# Dovecote plans



## andys wood shed

Hi all

I am looking for some plans to make a dovecote. :?: 

Does anyone have some plans they are willing to share or direct me to somewhere they can be purchased.

tips, advice and any photos would be appreciated

cheers

Andy


----------



## jasonB

Norm made one on NYW, you can get the plans from Brimarc

May also be worth looking in this sites links section, there are several "free plans" sites listed there.

We do also have a birdhouse specialist on the site, though they may be a bit too elaborate :wink: , hopefully someone can post a link to their birdhouses as the members name escapes me

EDIT found it now, hereis his site

Jason


----------



## Steve Maskery

Andy,
According to my database (which, unfortunately I have let lapse, so nothing has gone in for the last couple of years - maybe more), there have been dovecotes in:

GW40 Feb 96
GW67 Mar 98
GW123 Jul 02
Trad Wood 51 Aug 94

It depends how far back your archives go. Sometimes libraries have bound annuals of magazines. I know Woodworker used to be available as a bound yearbook in my local when I was a kid.
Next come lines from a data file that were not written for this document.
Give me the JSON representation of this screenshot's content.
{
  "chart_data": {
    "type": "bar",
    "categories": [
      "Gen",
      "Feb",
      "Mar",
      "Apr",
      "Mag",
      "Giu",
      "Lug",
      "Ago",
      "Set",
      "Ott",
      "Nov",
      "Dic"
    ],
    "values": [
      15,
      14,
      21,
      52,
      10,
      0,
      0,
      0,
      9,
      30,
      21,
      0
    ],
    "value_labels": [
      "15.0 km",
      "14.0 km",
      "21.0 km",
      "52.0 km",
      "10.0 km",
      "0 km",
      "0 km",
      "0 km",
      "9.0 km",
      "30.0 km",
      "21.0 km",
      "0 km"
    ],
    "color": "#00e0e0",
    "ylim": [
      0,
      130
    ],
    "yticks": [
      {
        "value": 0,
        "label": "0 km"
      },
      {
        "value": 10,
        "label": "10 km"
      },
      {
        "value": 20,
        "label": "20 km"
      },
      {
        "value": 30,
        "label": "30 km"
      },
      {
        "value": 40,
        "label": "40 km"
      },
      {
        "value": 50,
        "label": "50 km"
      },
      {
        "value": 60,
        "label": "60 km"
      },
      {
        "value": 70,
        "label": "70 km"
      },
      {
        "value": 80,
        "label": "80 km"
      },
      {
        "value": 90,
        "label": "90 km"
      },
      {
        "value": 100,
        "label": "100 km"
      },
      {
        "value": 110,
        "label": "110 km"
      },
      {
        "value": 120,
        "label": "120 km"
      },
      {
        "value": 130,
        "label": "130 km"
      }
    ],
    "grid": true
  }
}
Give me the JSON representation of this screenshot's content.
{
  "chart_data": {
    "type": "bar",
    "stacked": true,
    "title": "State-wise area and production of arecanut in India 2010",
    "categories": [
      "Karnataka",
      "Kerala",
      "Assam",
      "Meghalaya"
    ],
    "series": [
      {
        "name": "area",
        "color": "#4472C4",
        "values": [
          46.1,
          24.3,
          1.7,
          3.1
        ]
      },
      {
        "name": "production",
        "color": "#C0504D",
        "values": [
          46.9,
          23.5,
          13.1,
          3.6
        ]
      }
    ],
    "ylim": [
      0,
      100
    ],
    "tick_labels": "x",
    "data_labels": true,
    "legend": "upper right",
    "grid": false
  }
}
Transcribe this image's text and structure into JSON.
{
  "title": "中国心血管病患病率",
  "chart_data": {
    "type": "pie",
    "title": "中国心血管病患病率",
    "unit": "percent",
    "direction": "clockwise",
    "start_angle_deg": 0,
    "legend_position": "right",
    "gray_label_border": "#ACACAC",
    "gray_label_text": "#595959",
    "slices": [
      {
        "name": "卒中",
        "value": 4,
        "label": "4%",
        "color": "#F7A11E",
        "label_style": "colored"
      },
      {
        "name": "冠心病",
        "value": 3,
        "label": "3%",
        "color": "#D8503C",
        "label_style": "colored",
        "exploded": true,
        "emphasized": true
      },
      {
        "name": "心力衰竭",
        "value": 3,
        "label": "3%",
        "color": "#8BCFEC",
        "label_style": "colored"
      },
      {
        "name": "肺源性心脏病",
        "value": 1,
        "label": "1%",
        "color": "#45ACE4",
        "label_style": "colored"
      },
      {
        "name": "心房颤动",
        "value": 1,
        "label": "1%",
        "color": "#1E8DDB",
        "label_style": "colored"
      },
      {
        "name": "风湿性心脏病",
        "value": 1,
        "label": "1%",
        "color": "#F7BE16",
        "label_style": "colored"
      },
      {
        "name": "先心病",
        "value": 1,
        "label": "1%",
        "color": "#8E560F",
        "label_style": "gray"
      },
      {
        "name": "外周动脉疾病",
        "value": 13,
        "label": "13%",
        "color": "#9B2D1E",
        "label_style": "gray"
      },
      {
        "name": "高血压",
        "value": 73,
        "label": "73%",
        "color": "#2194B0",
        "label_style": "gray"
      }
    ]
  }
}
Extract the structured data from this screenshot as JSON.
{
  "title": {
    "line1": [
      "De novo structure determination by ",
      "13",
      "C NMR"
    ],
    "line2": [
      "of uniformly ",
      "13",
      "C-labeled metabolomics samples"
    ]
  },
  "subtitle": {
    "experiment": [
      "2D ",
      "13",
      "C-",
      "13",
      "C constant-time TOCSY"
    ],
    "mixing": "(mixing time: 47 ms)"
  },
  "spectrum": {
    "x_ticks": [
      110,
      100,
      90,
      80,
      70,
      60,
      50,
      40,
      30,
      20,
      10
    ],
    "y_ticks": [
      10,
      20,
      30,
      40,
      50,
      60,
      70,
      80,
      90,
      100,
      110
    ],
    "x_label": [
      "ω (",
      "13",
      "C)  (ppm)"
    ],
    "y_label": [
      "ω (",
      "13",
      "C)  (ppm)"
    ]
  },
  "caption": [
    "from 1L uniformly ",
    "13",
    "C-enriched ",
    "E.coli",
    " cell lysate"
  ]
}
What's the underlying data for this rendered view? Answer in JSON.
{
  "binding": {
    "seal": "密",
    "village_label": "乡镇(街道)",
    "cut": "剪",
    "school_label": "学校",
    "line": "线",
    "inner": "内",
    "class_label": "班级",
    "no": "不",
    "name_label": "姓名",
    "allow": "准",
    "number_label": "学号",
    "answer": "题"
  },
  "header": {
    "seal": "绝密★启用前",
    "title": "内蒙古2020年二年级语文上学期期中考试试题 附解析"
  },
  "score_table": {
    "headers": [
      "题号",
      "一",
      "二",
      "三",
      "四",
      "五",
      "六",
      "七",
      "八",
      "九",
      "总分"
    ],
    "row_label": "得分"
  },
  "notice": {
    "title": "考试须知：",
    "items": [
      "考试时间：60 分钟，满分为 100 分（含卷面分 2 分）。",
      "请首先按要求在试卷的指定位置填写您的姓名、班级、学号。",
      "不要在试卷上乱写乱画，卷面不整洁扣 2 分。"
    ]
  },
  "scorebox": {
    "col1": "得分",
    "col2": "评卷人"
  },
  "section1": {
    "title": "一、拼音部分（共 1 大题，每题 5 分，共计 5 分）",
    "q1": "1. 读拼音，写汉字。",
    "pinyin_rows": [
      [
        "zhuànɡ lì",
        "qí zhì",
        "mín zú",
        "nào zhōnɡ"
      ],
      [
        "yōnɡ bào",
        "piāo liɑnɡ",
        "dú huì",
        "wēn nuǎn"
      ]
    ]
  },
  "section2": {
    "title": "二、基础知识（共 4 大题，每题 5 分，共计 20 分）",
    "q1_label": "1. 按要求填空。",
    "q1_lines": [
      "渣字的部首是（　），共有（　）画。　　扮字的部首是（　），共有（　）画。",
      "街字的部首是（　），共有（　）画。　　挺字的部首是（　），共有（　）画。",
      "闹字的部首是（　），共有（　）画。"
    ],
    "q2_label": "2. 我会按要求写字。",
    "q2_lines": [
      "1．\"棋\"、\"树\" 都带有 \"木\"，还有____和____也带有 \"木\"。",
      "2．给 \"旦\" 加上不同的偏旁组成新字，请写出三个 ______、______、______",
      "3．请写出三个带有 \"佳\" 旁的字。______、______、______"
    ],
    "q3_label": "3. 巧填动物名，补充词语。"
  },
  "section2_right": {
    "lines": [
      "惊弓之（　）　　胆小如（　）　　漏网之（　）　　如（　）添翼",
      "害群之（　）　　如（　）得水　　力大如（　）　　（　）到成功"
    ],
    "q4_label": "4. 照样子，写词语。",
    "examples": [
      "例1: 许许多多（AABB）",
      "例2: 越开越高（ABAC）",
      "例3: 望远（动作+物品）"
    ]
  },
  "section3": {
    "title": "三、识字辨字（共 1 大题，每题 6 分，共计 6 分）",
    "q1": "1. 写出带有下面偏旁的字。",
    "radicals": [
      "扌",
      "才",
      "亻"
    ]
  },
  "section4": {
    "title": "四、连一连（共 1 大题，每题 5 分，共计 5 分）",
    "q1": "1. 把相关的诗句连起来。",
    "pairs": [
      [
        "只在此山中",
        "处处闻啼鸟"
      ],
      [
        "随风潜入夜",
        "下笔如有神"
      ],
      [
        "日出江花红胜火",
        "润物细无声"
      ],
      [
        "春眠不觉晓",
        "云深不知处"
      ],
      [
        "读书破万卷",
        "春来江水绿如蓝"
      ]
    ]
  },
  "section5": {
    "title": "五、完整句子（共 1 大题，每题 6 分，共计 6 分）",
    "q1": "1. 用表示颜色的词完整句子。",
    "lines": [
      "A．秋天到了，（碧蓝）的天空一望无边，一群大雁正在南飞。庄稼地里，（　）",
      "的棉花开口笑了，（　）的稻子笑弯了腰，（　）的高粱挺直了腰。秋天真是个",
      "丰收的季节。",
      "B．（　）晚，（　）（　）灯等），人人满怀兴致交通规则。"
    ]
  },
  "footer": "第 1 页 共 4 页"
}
Not sure if that is still the case.


----------



## Lord Nibbo

andys wood shed":11ev8czw said:


> Hi all
> 
> I am looking for some plans to make a dovecote. :?:
> 
> Does anyone have some plans they are willing to share or direct me to somewhere they can be purchased.
> 
> tips, advice and any photos would be appreciated
> 
> cheers
> 
> Andy



Hi Andy, I don't know if there is any mention of plans but there is a very long thread on the subject HERE
I think you may find it of interest.


----------



## andys wood shed

Thanks Lord Nibbo and All other posters,


most helpfull

andy


----------



## andys wood shed

Jason (JFC) has kindly sent me a set of plans for a dovecote so now i ve just got to decide on the choice of wood for construction and the finish.

Your suggestion would be most welcome before i make a start.

Andy


----------



## corky222

Andy any chance of sending me some of them plans of the dovecote :lol:


----------



## nev

2006!


----------